En philosophie de la connaissance (épistémologie), le solipsisme est l’idée que nous ne pouvons rien connaître en dehors de notre propre esprit. Les solipsistes soutiennent que la seule vraie connaissance est ce que nous savons de notre propre pensée interne. Tout le reste est incertain et indigne de confiance. Il s’agit de la forme la plus courante de solipsisme. Alternativement, le solipsisme épistémologique pourrait signifier que vous êtes le seul être dans l’univers capable de connaissance (voir dernière section), ce qui est une position légèrement différente.

Solipsisme éthique

En éthique, le solipsisme est l’idée que le moi est la seule chose qui compte moralement. Le choix moral dans n’importe quelle situation est de faire ce que vous pensez être le meilleur pour vous-même, sans tenir compte de qui que ce soit d’autre. Presque personne ne défend directement le solipsisme éthique, mais certains philosophes ont défendu des idées qui peuvent (aux yeux de leurs détracteurs) mener au solipsisme éthique. Ainsi, vous pourriez critiquer quelqu’un en l’accusant de solipsisme éthique, mais peu de gens accepteraient cette étiquette de bon gré.

Solipsisme métaphysique

En métaphysique, ou en philosophie de la réalité, le solipsisme est l’idée que seul le moi existe. Selon le solipsisme, je suis la seule chose réelle dans l’univers, et tout ce que je vois en dehors de moi est une illusion. Cela implique que les autres formes de solipsisme sont également vraies – si je suis la seule chose qui existe, alors clairement je suis la seule chose qui compte sur le plan éthique, et aussi la seule chose qui peut être connue.

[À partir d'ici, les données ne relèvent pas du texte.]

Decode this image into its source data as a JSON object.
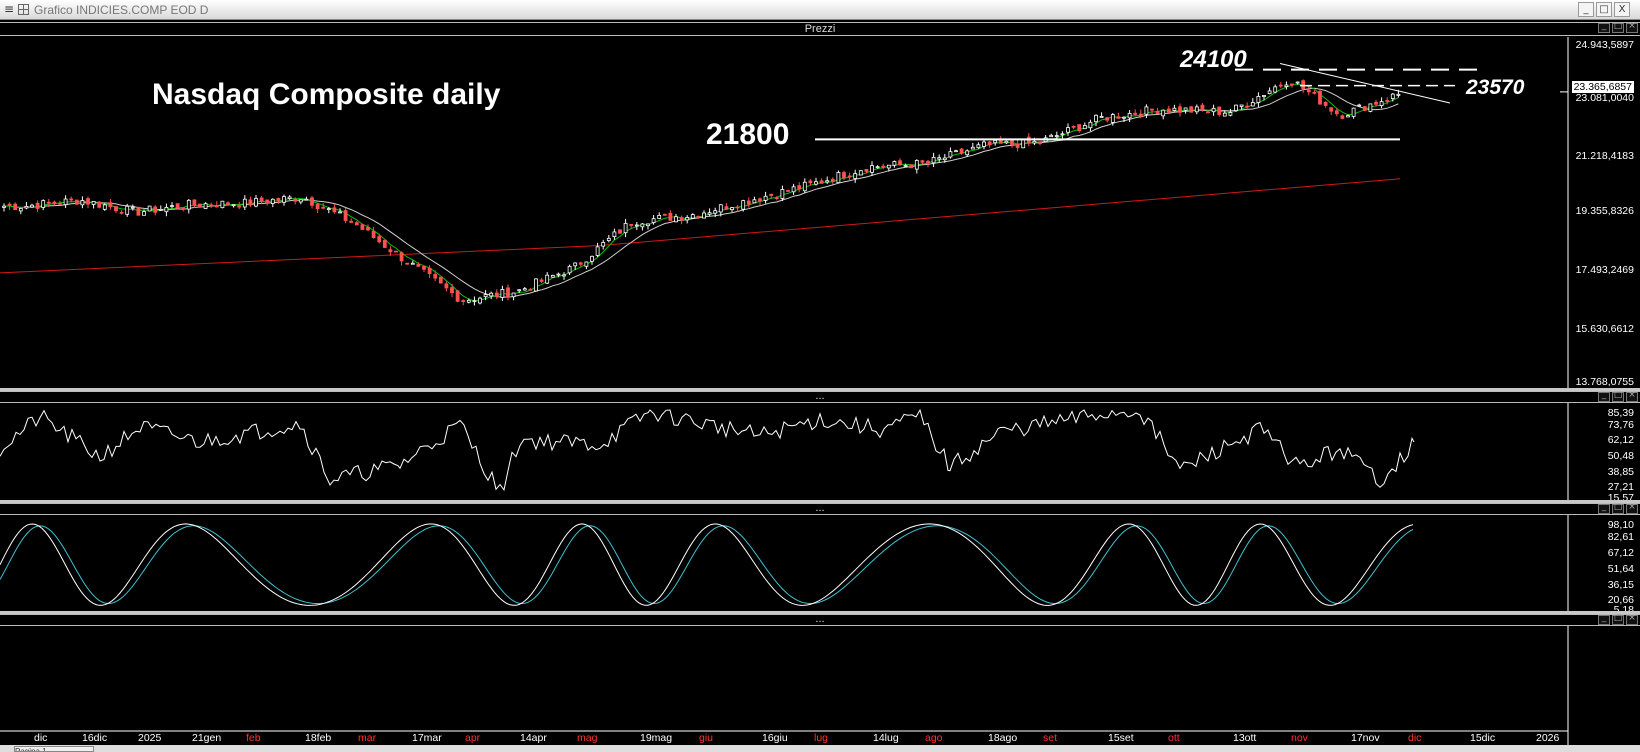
{
  "window": {
    "title": "Grafico INDICIES.COMP EOD D",
    "menu_icon": "hamburger-icon",
    "grid_icon": "grid-icon",
    "buttons": {
      "minimize": "_",
      "maximize": "□",
      "close": "X"
    }
  },
  "price_panel": {
    "title": "Prezzi",
    "annotation_title": "Nasdaq Composite daily",
    "levels": {
      "resistance_high": "24100",
      "resistance_mid": "23570",
      "support": "21800"
    },
    "y_labels": [
      "24.943,5897",
      "23.365,6857",
      "23.081,0040",
      "21.218,4183",
      "19.355,8326",
      "17.493,2469",
      "15.630,6612",
      "13.768,0755"
    ],
    "last_price": "23.365,6857"
  },
  "rsi_panel": {
    "handle": "...",
    "y_labels": [
      "85,39",
      "73,76",
      "62,12",
      "50,48",
      "38,85",
      "27,21",
      "15,57"
    ]
  },
  "stoch_panel": {
    "handle": "...",
    "y_labels": [
      "98,10",
      "82,61",
      "67,12",
      "51,64",
      "36,15",
      "20,66",
      "5,18"
    ]
  },
  "empty_panel": {
    "handle": "..."
  },
  "x_axis": [
    {
      "label": "dic",
      "color": "#ffffff"
    },
    {
      "label": "16dic",
      "color": "#ffffff"
    },
    {
      "label": "2025",
      "color": "#ffffff"
    },
    {
      "label": "21gen",
      "color": "#ffffff"
    },
    {
      "label": "feb",
      "color": "#ff3030"
    },
    {
      "label": "18feb",
      "color": "#ffffff"
    },
    {
      "label": "mar",
      "color": "#ff3030"
    },
    {
      "label": "17mar",
      "color": "#ffffff"
    },
    {
      "label": "apr",
      "color": "#ff3030"
    },
    {
      "label": "14apr",
      "color": "#ffffff"
    },
    {
      "label": "mag",
      "color": "#ff3030"
    },
    {
      "label": "19mag",
      "color": "#ffffff"
    },
    {
      "label": "giu",
      "color": "#ff3030"
    },
    {
      "label": "16giu",
      "color": "#ffffff"
    },
    {
      "label": "lug",
      "color": "#ff3030"
    },
    {
      "label": "14lug",
      "color": "#ffffff"
    },
    {
      "label": "ago",
      "color": "#ff3030"
    },
    {
      "label": "18ago",
      "color": "#ffffff"
    },
    {
      "label": "set",
      "color": "#ff3030"
    },
    {
      "label": "15set",
      "color": "#ffffff"
    },
    {
      "label": "ott",
      "color": "#ff3030"
    },
    {
      "label": "13ott",
      "color": "#ffffff"
    },
    {
      "label": "nov",
      "color": "#ff3030"
    },
    {
      "label": "17nov",
      "color": "#ffffff"
    },
    {
      "label": "dic",
      "color": "#ff3030"
    },
    {
      "label": "15dic",
      "color": "#ffffff"
    },
    {
      "label": "2026",
      "color": "#ffffff"
    }
  ],
  "page_tab": "Pagina 1",
  "colors": {
    "background": "#000000",
    "sma_short": "#00c000",
    "sma_mid": "#d0d0d0",
    "sma_long": "#d01818",
    "candle_up": "#ffffff",
    "candle_down": "#ff5050",
    "rsi": "#ffffff",
    "stoch_k": "#ffffff",
    "stoch_d": "#40c0d0"
  },
  "chart_data": {
    "type": "line",
    "title": "Nasdaq Composite daily",
    "series": [
      {
        "name": "",
        "x": [
          "dic",
          "16dic",
          "2025",
          "21gen",
          "feb",
          "18feb",
          "mar",
          "17mar",
          "apr",
          "14apr",
          "mag",
          "19mag",
          "giu",
          "16giu",
          "lug",
          "14lug",
          "ago",
          "18ago",
          "set",
          "15set",
          "ott",
          "13ott",
          "nov",
          "17nov",
          "dic"
        ],
        "values": [
          19600,
          19800,
          19400,
          19650,
          19700,
          19900,
          19000,
          17700,
          16500,
          16800,
          17600,
          19100,
          19300,
          19800,
          20300,
          20900,
          21000,
          21600,
          21700,
          22500,
          22800,
          22700,
          23800,
          22600,
          23365
        ]
      }
    ],
    "y_labels": [
      "24.943,5897",
      "23.081,0040",
      "21.218,4183",
      "19.355,8326",
      "17.493,2469",
      "15.630,6612",
      "13.768,0755"
    ],
    "ylim": [
      13768,
      24943
    ],
    "horizontal_levels": [
      24100,
      23570,
      21800
    ]
  }
}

III. Solipsisme vs Nihilisme

Les gens confondent souvent solipsisme et nihilisme, mais en fait ce sont des philosophies bien différentes. Quand les gens disent « nihiliste », ils veulent souvent dire « solipsiste moral ». Mais le nihilisme va un peu plus loin que le solipsisme : pour le solipsisme, seul le moi compte ; pour le nihilisme, même le moi ne compte pas. Le nihilisme est le point de vue selon lequel absolument rien ne compte.

Qu’il soit vrai ou non, il est presque impossible de croire au nihilisme de manière cohérente. Si vous étiez vraiment un nihiliste, vous ne quitteriez jamais votre lit – vous ne vous retourneriez même pas dans votre lit pour vous rendre plus confortable. Dès que vous mettez votre corps dans une position plus confortable, vous révélez qu’au moins une chose compte pour vous : être plus à l’aise. Dès que vous mangez quelque chose ou que vous ouvrez la bouche pour parler, vous révélez à nouveau que quelque chose compte pour vous.

Ceci, bien sûr, ne nous mène pas très loin. Cela ne vous mène que jusqu’au solipsisme, et la plupart des gens aimeraient dépasser à la fois le nihilisme et le solipsisme. Cependant, cela démontre que presque tous les  » nihilistes  » sont en fait des solipsistes, et pas du tout des nihilistes.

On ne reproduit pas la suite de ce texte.